We have noted the divergent views expressed on this
aspect by the Allahabad High Court, Full Bench of the Madras
High Court, Madhya Pradesh and Andhra Pradesh High Courts on
one side and the Gujarat High Court on the other.
It is necessary to bear in mind the Preamble to the
Hindu Succession Act, 1956. The Preamble states that it was
an Act to amend and codify the law relating to intestate
succession among Hindus.
In view of the preamble to the Act, i.e., that to
modify where necessary and to codify the law, in our opinion
it is not possible when Schedule indicates heirs in class I
and only includes son and does not include son’s son but
does include son of a predeceased son, to say that when son
inherits the property in the situation contemplated by
section 8 he takes it as karta of his own undivided family.

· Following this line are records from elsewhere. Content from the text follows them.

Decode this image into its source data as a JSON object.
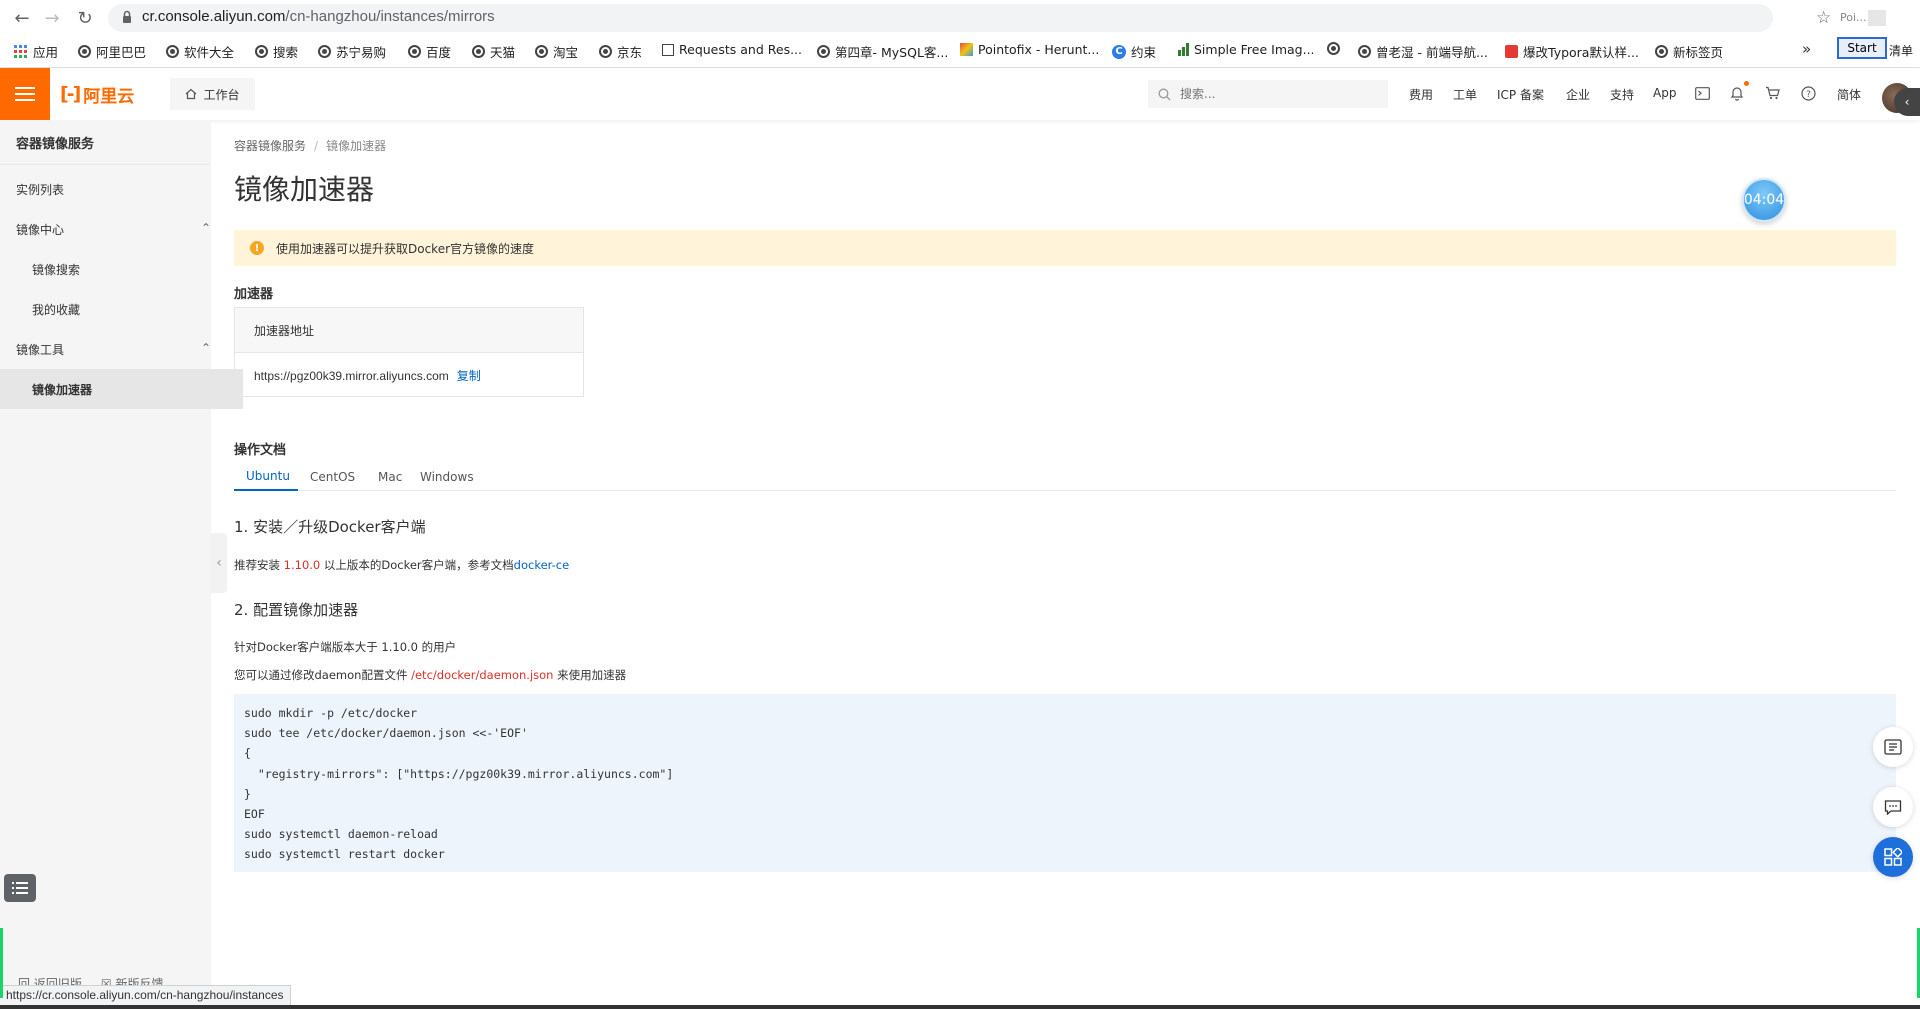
{
  "browser": {
    "url_host": "cr.console.aliyun.com",
    "url_path": "/cn-hangzhou/instances/mirrors",
    "extension_label": "Poi...",
    "bookmarks": [
      {
        "label": "应用"
      },
      {
        "label": "阿里巴巴"
      },
      {
        "label": "软件大全"
      },
      {
        "label": "搜索"
      },
      {
        "label": "苏宁易购"
      },
      {
        "label": "百度"
      },
      {
        "label": "天猫"
      },
      {
        "label": "淘宝"
      },
      {
        "label": "京东"
      },
      {
        "label": "Requests and Res..."
      },
      {
        "label": "第四章- MySQL客..."
      },
      {
        "label": "Pointofix - Herunt..."
      },
      {
        "label": "约束"
      },
      {
        "label": "Simple Free Imag..."
      },
      {
        "label": ""
      },
      {
        "label": "曾老湿 - 前端导航..."
      },
      {
        "label": "爆改Typora默认样..."
      },
      {
        "label": "新标签页"
      }
    ],
    "more_label": "»",
    "start_label": "Start",
    "tail_label": "清单",
    "status_url": "https://cr.console.aliyun.com/cn-hangzhou/instances"
  },
  "console": {
    "logo_text": "阿里云",
    "workbench_label": "工作台",
    "search_placeholder": "搜索...",
    "nav": [
      "费用",
      "工单",
      "ICP 备案",
      "企业",
      "支持",
      "App"
    ],
    "lang_label": "简体"
  },
  "sidebar": {
    "title": "容器镜像服务",
    "items": [
      {
        "label": "实例列表"
      },
      {
        "label": "镜像中心"
      },
      {
        "label": "镜像搜索"
      },
      {
        "label": "我的收藏"
      },
      {
        "label": "镜像工具"
      },
      {
        "label": "镜像加速器"
      }
    ],
    "bottom_text": "回 返回旧版     ☒ 新版反馈"
  },
  "main": {
    "breadcrumb": [
      "容器镜像服务",
      "镜像加速器"
    ],
    "title": "镜像加速器",
    "timer": "04:04",
    "notice": "使用加速器可以提升获取Docker官方镜像的速度",
    "accelerator": {
      "section_title": "加速器",
      "column_header": "加速器地址",
      "address": "https://pgz00k39.mirror.aliyuncs.com",
      "copy_label": "复制"
    },
    "docs": {
      "section_title": "操作文档",
      "tabs": [
        "Ubuntu",
        "CentOS",
        "Mac",
        "Windows"
      ],
      "step1_title": "1. 安装／升级Docker客户端",
      "step1_pre": "推荐安装 ",
      "step1_version": "1.10.0",
      "step1_mid": " 以上版本的Docker客户端，参考文档",
      "step1_link": "docker-ce",
      "step2_title": "2. 配置镜像加速器",
      "step2_line1": "针对Docker客户端版本大于 1.10.0 的用户",
      "step2_line2_pre": "您可以通过修改daemon配置文件 ",
      "step2_path": "/etc/docker/daemon.json",
      "step2_line2_post": " 来使用加速器",
      "code": [
        "sudo mkdir -p /etc/docker",
        "sudo tee /etc/docker/daemon.json <<-'EOF'",
        "{",
        "  \"registry-mirrors\": [\"https://pgz00k39.mirror.aliyuncs.com\"]",
        "}",
        "EOF",
        "sudo systemctl daemon-reload",
        "sudo systemctl restart docker"
      ]
    }
  },
  "colors": {
    "brand": "#ff6a00",
    "link": "#0064c8",
    "notice_bg": "#fff4d9"
  }
}
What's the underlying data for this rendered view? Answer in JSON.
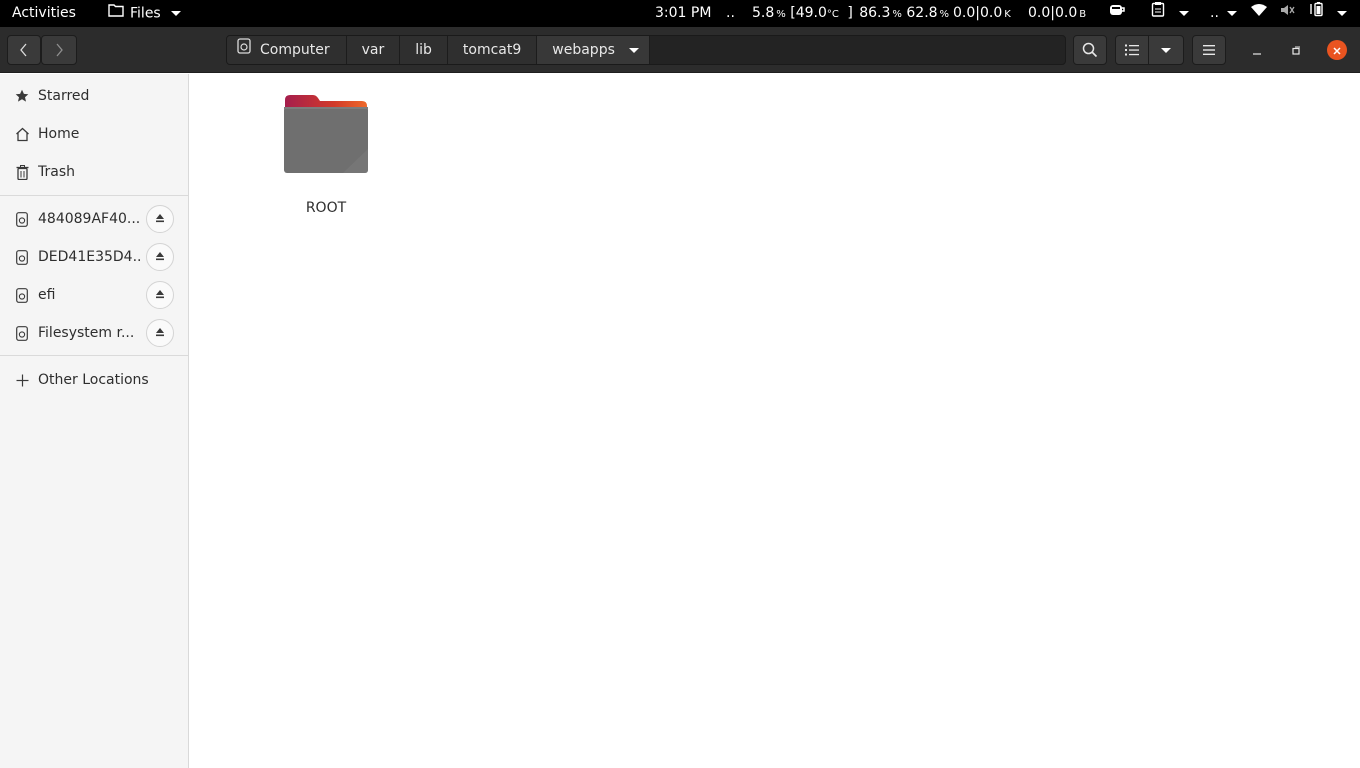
{
  "topbar": {
    "activities": "Activities",
    "app_menu": "Files",
    "clock": "3:01 PM",
    "dots1": "..",
    "cpu_value": "5.8",
    "cpu_unit": "%",
    "temp_open": "[49.0",
    "temp_unit": "°C",
    "temp_close": "]",
    "mem_value": "86.3",
    "mem_unit": "%",
    "swap_value": "62.8",
    "swap_unit": "%",
    "net_value": "0.0|0.0",
    "net_unit": "K",
    "disk_value": "0.0|0.0",
    "disk_unit": "B",
    "dots2": ".."
  },
  "headerbar": {
    "path": [
      "Computer",
      "var",
      "lib",
      "tomcat9",
      "webapps"
    ]
  },
  "sidebar": {
    "places": [
      {
        "label": "Starred",
        "icon": "star-icon"
      },
      {
        "label": "Home",
        "icon": "home-icon"
      },
      {
        "label": "Trash",
        "icon": "trash-icon"
      }
    ],
    "devices": [
      {
        "label": "484089AF40...",
        "icon": "drive-icon"
      },
      {
        "label": "DED41E35D4...",
        "icon": "drive-icon"
      },
      {
        "label": "efi",
        "icon": "drive-icon"
      },
      {
        "label": "Filesystem r...",
        "icon": "drive-icon"
      }
    ],
    "other_locations": "Other Locations"
  },
  "content": {
    "files": [
      {
        "name": "ROOT",
        "type": "folder"
      }
    ]
  },
  "colors": {
    "close_button": "#e95420",
    "folder_body": "#6f6f6f",
    "folder_tab": "#c7162b"
  }
}
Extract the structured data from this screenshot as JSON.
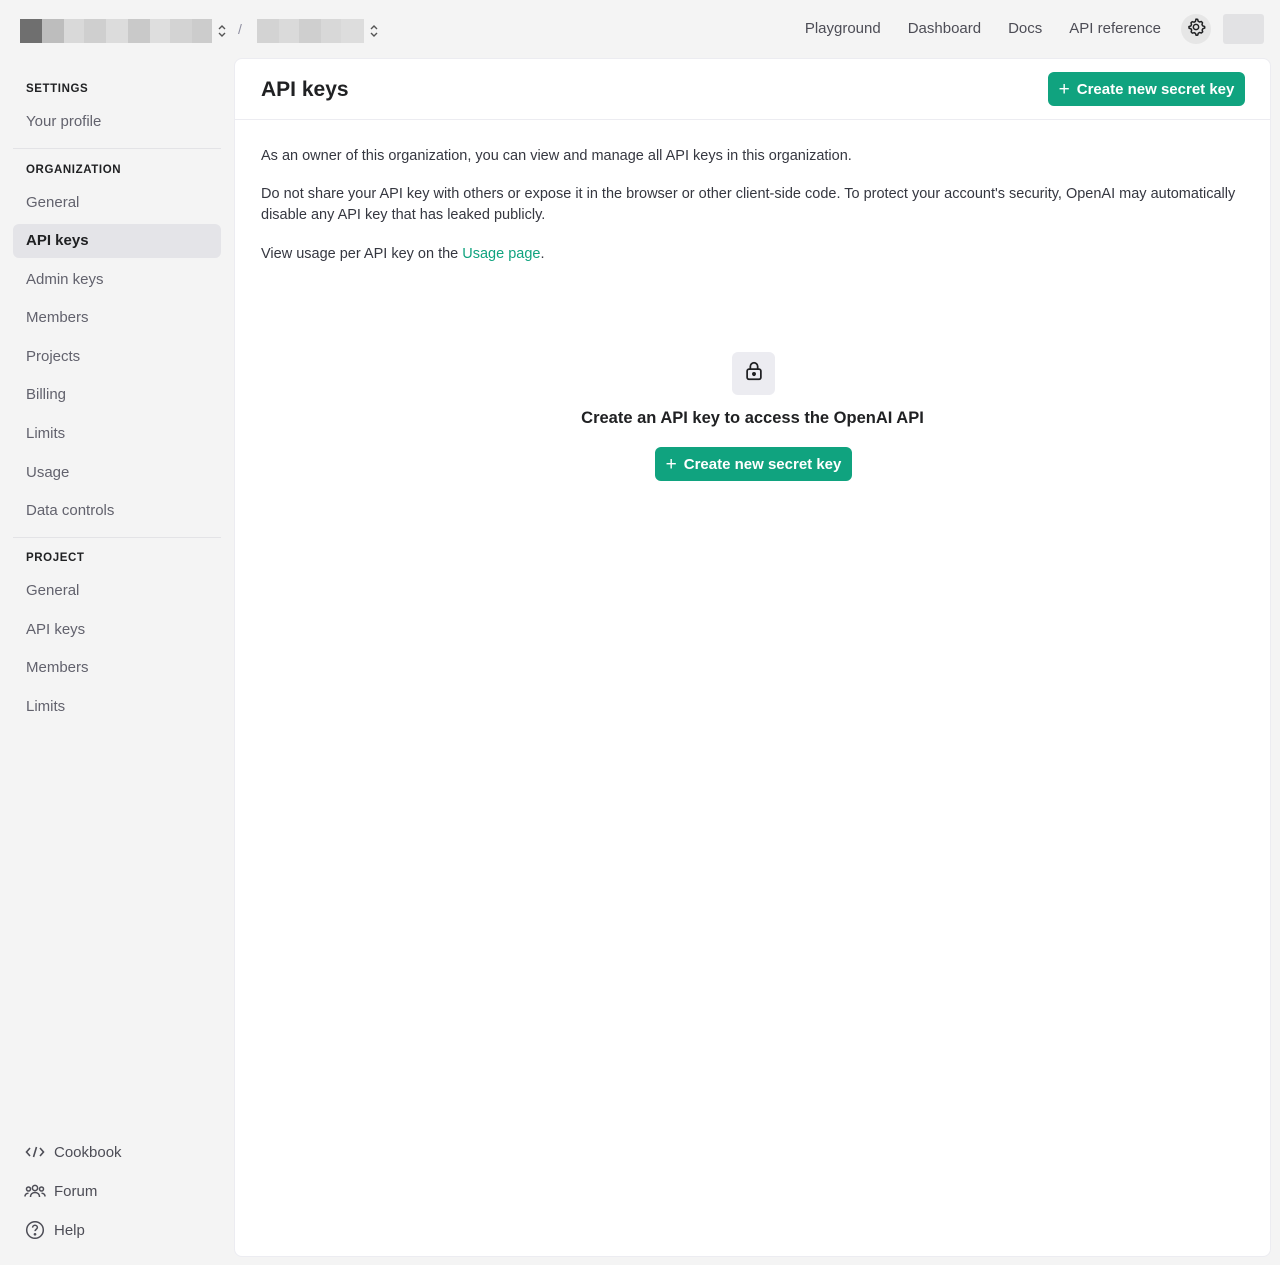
{
  "topbar": {
    "breadcrumb_separator": "/",
    "nav": [
      {
        "label": "Playground"
      },
      {
        "label": "Dashboard"
      },
      {
        "label": "Docs"
      },
      {
        "label": "API reference"
      }
    ],
    "icons": {
      "settings": "gear-icon",
      "org_switch": "chevron-updown-icon",
      "project_switch": "chevron-updown-icon"
    }
  },
  "sidebar": {
    "settings_title": "SETTINGS",
    "your_profile": "Your profile",
    "organization_title": "ORGANIZATION",
    "org_items": [
      "General",
      "API keys",
      "Admin keys",
      "Members",
      "Projects",
      "Billing",
      "Limits",
      "Usage",
      "Data controls"
    ],
    "active_item": "API keys",
    "project_title": "PROJECT",
    "project_items": [
      "General",
      "API keys",
      "Members",
      "Limits"
    ],
    "footer": [
      {
        "label": "Cookbook",
        "icon": "code-icon"
      },
      {
        "label": "Forum",
        "icon": "users-icon"
      },
      {
        "label": "Help",
        "icon": "help-circle-icon"
      }
    ]
  },
  "main": {
    "title": "API keys",
    "create_button_label": "Create new secret key",
    "para1": "As an owner of this organization, you can view and manage all API keys in this organization.",
    "para2": "Do not share your API key with others or expose it in the browser or other client-side code. To protect your account's security, OpenAI may automatically disable any API key that has leaked publicly.",
    "para3_prefix": "View usage per API key on the ",
    "para3_link": "Usage page",
    "para3_suffix": ".",
    "empty_state": {
      "icon": "lock-icon",
      "title": "Create an API key to access the OpenAI API",
      "button_label": "Create new secret key"
    }
  },
  "colors": {
    "accent": "#10a37f",
    "sidebar_bg": "#f4f4f4",
    "active_item_bg": "#e4e4e8"
  }
}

The Gujarat High Court’s view noted above, if accepted,
would mean that though the son of a predeceased son and not
the son of a son who is intended to be excluded under
section 8 to inherit, the latter would by applying the old
Hindu law get a right by birth of the said property contrary
to the scheme outlined in section 8. Furthermore as noted by
the Andhra Pradesh High Court that the Act makes it clear by
section 4 that one should look to the Act in case of doubt
and not to the pre-existing Hindu law. It would be difficult
to hold today the property which devolved on a Hindu under
section 8 of the Hindu Succession would be HUF in his hand
vis-a-vis his own son; that would amount to creating two
classes among the heirs mentioned in class I, the male heirs
in whose hands it will be joint Hindu family property and
vis-a-vis son and female heirs with respect to whom no such
concept could be applied or contemplated. It may be
mentioned that heirs in class I of Schedule under section 8
of the Act included widow, mother, daughter of predeceased
son etc.
Before we conclude we may state that we have noted the
obervations of Mulla’s Commentary on Hindu law 15th Edn.
dealing with section 6 of the Hindu Succession Act at page
924-26 as well as Mayne’s on Hindu Law, 12th Edition pages
918-919.
The express words of section 8 of The Hindu Succession
Act,
268
1956 cannot be ingorned and must prevail. The preamble to
the Act reiterates that the Act is, inter alia, to ‘amend’
the law, with that background the express language which
excludes son’s son but included son of a predeceased son
cannot be ignored.
In the aforesaid light the views expressed by the
Allahabad High Court, the Madras High Court, Madhya Pradesh
High Court, and the Andhra Pradesh High Court, appear to us
to be correct. With respect we are unable to agree with the
views of the Gujarat High Court noted hereinbefore.
In the premises the judgment and order of the Allahabad
High Court under appeal is affirmed and the appeals Nos.
1668-1669 of 1974 are dismissed with costs. Accordingly
Appeal No. 1670 of 1974 in Income-tax Reference which must
follow as a consequence in view of the findings that the
sums standing to the credit of Rangi Lal belongs to Chander
Sen in his individual capacity and not the joint Hindu
family, the interest of Rs. 23,330 was an allowable
deduction in respect of the income of the family from the
business. This appeal also fails and is dismissed with
costs.
The Special Leave Petition No. 5327 of 1978 must also
fail and is dismissed. There will be no order as to costs of
this.
A.P.J. Appeals and Petition dismissed.